As for the \[\sin(\alpha\pm\beta)\], we will use the co-function identities, \[\sin\alpha=\cos(90^{\circ}-\alpha)=\cos\left(\frac{\pi}{2}-\alpha\right)\].
\begin{align*}
\sin(\alpha+\beta)&=\cos\left(\frac{\pi}{2}-(\alpha+\beta)\right)\\
&=\cos\left(\left( \frac{\pi}{2}-\alpha \right)-\beta\right)\\
&=\cos \left( \frac{\pi}{2}-\alpha \right)\cos\beta+\sin \left( \frac{\pi}{2}-\alpha \right)\sin\beta\\
&=\sin\alpha\cos\beta+\cos\alpha\sin\beta\\
\end{align*}
Similarly,
\begin{align*}
\sin(\alpha-\beta)&=\sin(\alpha+(-\beta))\\
&=\sin\alpha\cos(-\beta)+\cos\alpha\sin(-\beta)\\
&=\sin\alpha\cos\beta-\cos\alpha\sin\beta\\
\end{align*}
Therefore, we conclude that \[\sin(\alpha\pm\beta)=\sin\alpha\cos\beta\pm\cos\alpha\sin\beta\].

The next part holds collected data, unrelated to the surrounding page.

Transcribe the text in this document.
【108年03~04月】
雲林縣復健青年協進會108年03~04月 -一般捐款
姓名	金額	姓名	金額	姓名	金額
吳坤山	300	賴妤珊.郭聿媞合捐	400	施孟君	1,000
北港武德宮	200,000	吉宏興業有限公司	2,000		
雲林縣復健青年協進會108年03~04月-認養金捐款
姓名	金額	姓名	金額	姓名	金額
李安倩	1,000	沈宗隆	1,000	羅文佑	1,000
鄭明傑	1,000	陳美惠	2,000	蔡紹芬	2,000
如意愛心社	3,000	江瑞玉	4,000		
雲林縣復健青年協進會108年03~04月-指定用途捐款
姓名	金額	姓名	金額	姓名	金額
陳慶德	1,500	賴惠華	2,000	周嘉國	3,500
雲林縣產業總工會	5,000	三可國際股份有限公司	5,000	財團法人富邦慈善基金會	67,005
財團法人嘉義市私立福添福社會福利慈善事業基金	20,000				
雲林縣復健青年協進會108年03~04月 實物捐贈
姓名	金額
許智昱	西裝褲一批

For \[\tan(\alpha+\beta)\],
\begin{align*}
\tan(\alpha+\beta)&=\frac{\sin(\alpha+\beta)}{\cos(\alpha+\beta)}\\
&=\frac{\sin\alpha\cos\beta+\cos\alpha\sin\beta}{\cos\alpha\cos\beta-\sin\alpha\sin\beta}
\end{align*}
Dividing both numerator and denominator by \[\cos\alpha\cos\beta\],
\begin{align*}
\tan(\alpha+\beta)&=\frac{\tan\alpha+\tan\beta}{1-\tan\alpha\tan\beta}
\end{align*}
Using \[\tan(-\beta)=-\tan\beta\],
\begin{align*}
\tan(\alpha-\beta)&=\frac{\tan\alpha+\tan(-\beta)}{1-\tan\alpha\tan(-\beta)}\\
&=\frac{\tan\alpha-\tan\beta}{1+\tan\alpha\tan\beta}
\end{align*}
Therefore, we can also conclude \[\tan(\alpha\pm\beta)=\frac{\tan\alpha\pm\tan\beta}{1\mp\tan\alpha\tan\beta}\].